Des députés s'engagent contre le tourisme de transplantation d'organes


La transplantation d’organes a fait naître des attentes et des espoirs chez les patients que le nombre de greffons disponibles ne peut satisfaire. En France, si le nombre de greffes, multiplié par deux en 25 ans, connait une stagnation, voire une diminution depuis deux ans, en parallèle, la liste d’attente compte quatre fois plus de patients (cf. Don d'organes : moins de transplantations en 2019).

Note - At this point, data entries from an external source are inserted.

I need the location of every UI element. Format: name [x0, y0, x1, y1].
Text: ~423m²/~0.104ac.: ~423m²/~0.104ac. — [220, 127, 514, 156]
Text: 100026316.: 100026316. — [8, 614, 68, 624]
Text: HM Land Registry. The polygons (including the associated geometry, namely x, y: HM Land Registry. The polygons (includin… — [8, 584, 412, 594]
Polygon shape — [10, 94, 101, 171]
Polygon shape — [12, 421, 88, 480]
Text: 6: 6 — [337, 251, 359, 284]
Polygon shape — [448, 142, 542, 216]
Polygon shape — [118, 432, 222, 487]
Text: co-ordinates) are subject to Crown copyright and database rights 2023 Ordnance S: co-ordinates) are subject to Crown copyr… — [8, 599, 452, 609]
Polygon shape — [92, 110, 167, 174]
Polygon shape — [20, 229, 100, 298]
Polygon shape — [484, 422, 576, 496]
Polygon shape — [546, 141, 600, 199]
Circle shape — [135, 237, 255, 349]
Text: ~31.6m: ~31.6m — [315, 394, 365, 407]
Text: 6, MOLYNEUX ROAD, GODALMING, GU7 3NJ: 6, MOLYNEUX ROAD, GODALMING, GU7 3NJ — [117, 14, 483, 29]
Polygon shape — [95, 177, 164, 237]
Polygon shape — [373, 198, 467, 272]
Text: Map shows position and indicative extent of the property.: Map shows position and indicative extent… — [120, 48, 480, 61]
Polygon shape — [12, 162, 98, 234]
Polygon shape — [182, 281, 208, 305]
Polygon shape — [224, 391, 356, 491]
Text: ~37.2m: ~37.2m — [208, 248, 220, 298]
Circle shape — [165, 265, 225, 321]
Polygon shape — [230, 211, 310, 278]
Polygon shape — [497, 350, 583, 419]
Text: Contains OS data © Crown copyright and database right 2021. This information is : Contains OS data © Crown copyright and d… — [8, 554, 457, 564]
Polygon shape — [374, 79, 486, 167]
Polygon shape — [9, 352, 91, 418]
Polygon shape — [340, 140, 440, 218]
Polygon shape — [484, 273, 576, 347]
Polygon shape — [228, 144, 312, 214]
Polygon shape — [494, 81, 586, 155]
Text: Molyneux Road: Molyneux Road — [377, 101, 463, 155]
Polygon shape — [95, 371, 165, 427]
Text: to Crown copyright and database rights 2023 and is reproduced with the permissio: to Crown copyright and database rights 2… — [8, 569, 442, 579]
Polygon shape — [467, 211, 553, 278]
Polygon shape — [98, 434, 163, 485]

Dans un tel contexte, l’existence d’un tourisme de transplantation inquiète certains députés, parmi lesquels Thibault Bazin, Valérie Boyer, Xavier Breton, ou encore Patrick Hetzel, qui ont déposé, le 14 janvier, une proposition de loi visant « à la création d’un registre national de patients transplantés à l’étranger ».   

 

Faisant le constat de la facilité d’accès à la chirurgie de transplantation dans des hôpitaux étrangers, d’un simple clic, ils estiment que l’ouverture d’un « marché de la transplantation incontrôlée » pourrait avoir des conséquences délétères : « Non seulement le prélèvement d’organes pourrait ne pas respecter les normes éthiques », mais de surcroît « les citoyens français sont également exposés à des risques sanitaires inconnus », expliquent les députés en préambule.

 

Ils rappellent que, dans la loi actuelle, « le don est volontaire, anonyme et gratuit », et qu’ « aussi bien la vente d’organes que le tourisme de transplantation », constatant cependant que « les moyens d’assurer une traçabilité totale des transplantations » n’ont jamais été pris.

 

Tout en assurant la protection juridique des professionnels de santé qui participeraient au recueil des informations, ils suggèrent plusieurs mesures : de l’éducation des patients qui doivent être « sensibilisés aux risques des transplantations non-éthiques » ou « menées dans des pays n’offrant pas toutes les garanties sanitaires », à l’établissement d’une « liste de critères permettant aux médecins d’identifier les cas de tourisme de transplantation » et d’un « protocole à suivre par les médecins en cas de soupçon », ils proposent aussi d’ « adapter et d’améliorer les stratégies de prévention » qui doivent passer par des sanctions pour assurer l’application de la loi…

 

En permettant de recueillir des informations, le registre donnerait les moyens de « comprendre et analyser le phénomène du tourisme de transplantation », d’évaluer « ses dimensions », d’identifier des « points chauds ». Il pourrait contribuer à améliorer « les connaissances sur le profil des donneurs et des receveurs, la qualité des soins procurés aux receveurs et son incidence sur les résultats après la transplantation ». En fonction des résultats et des tendances identifiées, d’ « autres mesures plus sévères devront être adoptées ».

A l’heure où le projet de loi de bioéthique s’apprête à être débattu au Sénat, il est étonnant qu’une telle proposition arrive à l’Assemblée : elle mériterait d’être intégrée dans un texte, par ailleurs fort discutable.